The Book of Heaven
—Unofficial Version—

Volume 17


September 2, 1924

Jesus strengthens the little child. The harm of distrust. The work of Jesus.


I was feeling very oppressed, but all abandoned in the arms of Jesus, and I prayed Him to have compassion for me. But while I was doing this, I felt like loosing consciousness and I saw a little child come out from within me – weak, pale, and all engrossed in profound sadness. And blessed Jesus, going to meet her, took her in His arms and, moved to pity, pressed her to His heart; and with His hands He touched her forehead, marking her eyes, her lips, her breast, and all the members of the little child, with signs of the cross. And as He was doing this, the child regained strength, acquired color, and bestirred herself from that state of sadness. And Jesus, seeing that the child was regaining strength, pressed her more tightly to Himself, to strengthen her even more, and said to her: "Poor little one, in what state you are! But do not fear, your Jesus will make you come out this state."

While this was happening, I thought to myself: ‘Who is this child who came out from me and whom Jesus loves so much?’

And my sweet Jesus told me: "My daughter, this child is your soul – it is you – and I love her so much that I cannot tolerate seeing you so sad and weak. This is why I came - to infuse in you new life and new vigor."

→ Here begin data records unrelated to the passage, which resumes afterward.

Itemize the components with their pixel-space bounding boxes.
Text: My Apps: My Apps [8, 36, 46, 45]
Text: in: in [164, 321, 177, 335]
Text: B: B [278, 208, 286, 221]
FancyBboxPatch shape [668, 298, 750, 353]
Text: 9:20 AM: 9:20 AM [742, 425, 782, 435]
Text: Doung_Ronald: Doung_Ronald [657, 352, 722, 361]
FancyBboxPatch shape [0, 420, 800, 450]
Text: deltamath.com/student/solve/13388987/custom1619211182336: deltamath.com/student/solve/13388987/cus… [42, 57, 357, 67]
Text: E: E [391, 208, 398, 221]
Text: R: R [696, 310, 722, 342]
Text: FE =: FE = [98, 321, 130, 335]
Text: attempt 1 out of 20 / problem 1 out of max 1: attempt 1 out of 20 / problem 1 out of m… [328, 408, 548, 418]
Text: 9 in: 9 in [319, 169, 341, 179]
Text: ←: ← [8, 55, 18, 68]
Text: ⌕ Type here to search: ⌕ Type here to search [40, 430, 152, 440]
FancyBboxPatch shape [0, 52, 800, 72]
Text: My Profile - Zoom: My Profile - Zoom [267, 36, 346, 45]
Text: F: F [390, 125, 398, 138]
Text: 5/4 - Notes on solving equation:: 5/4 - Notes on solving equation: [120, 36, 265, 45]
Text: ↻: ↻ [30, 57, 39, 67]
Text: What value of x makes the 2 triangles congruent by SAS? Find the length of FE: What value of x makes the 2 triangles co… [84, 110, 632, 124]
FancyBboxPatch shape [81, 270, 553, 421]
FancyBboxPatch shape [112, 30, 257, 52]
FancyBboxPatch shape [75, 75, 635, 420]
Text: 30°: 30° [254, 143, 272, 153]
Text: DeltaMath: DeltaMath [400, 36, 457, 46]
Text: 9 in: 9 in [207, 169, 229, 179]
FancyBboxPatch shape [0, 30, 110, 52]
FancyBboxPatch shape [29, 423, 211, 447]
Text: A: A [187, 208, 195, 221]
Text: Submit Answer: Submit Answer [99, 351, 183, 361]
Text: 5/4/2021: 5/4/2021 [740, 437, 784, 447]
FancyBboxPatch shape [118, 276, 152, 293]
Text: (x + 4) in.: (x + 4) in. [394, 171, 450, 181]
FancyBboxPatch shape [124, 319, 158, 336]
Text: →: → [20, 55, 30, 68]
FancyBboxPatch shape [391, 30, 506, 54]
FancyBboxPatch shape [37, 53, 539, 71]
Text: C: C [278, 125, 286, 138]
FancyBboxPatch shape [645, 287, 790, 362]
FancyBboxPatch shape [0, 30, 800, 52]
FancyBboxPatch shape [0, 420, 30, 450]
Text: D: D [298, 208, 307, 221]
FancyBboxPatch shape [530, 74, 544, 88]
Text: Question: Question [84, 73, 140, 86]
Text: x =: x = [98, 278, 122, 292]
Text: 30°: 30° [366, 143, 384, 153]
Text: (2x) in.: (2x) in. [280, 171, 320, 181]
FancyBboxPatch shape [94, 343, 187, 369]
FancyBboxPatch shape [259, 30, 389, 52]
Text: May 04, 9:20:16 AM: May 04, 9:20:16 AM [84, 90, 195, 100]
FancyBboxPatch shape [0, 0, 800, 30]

On hearing this, crying, I said to Him: ‘My Love and my Life, Jesus, how I fear that You may leave me! How shall I do without You? How will I be able to live? In what a deplorable state will my poor soul be reduced? What a harrowing pain is the thought that You may leave me! A pain that lacerates me, takes peace away from me and puts hell into my heart! Jesus, have pity, compassion, mercy on me, a little child! I have no one; if You leave me, everything is over for me!’

And Jesus, continuing, added: "My daughter, calm yourself, do not fear; your Jesus will not leave you. I am jealous of your trust, nor do I want you to even slightly distrust Me. See, I love so much the souls who are with Me in full trust, that many times I hide some defect or imperfection of theirs, or some lack of correspondence to my grace, so as to give them no occasion not to be with Me in full trust. In fact, if the soul loses trust, she remains as though separated from Me and all huddled within herself; she places herself at a painful distance from Me, and so, remaining paralyzed in her rush of love, she becomes paralyzed in sacrificing herself for Me. Oh, how much harm does distrust cause! One can say that it is like the spring frost that arrests the growth of the plants; and many times, if it is intense, the frost arrests the development of virtues, and puts cold into the most ardent love. Oh, how many times, because of lack of trust, my designs and the greatest sanctities are stopped! This is why I tolerate some defects rather than distrust – because those will never be so harmful. And then, how can I leave you, if I have worked so much within your soul? Take a look at how much I had to work."

And as He was saying this, He showed a sumptuous and great palace, worked by the hands of Jesus in the depth of my soul. And then He continued: "My daughter, how can I leave you? Take a look at how many rooms – they are almost innumerable: how many knowledges, effects, values and qualities in my Will! I have let you know how many rooms I form in you in order to place all those goods. There is nothing left but to add some more varieties of different colors, in order to portray more rare beauties of my Supreme Will, to give more prominence and honor to my work. And you fear that I may leave such a great crafting of Mine? It costs Me too much. There is my Will involved in it; and wherever my Will is, there is Life – a Life not subject to death. And your concern is nothing but a little distrust on your part. Therefore, trust Me and we will get along, and I will accomplish the work of my Will."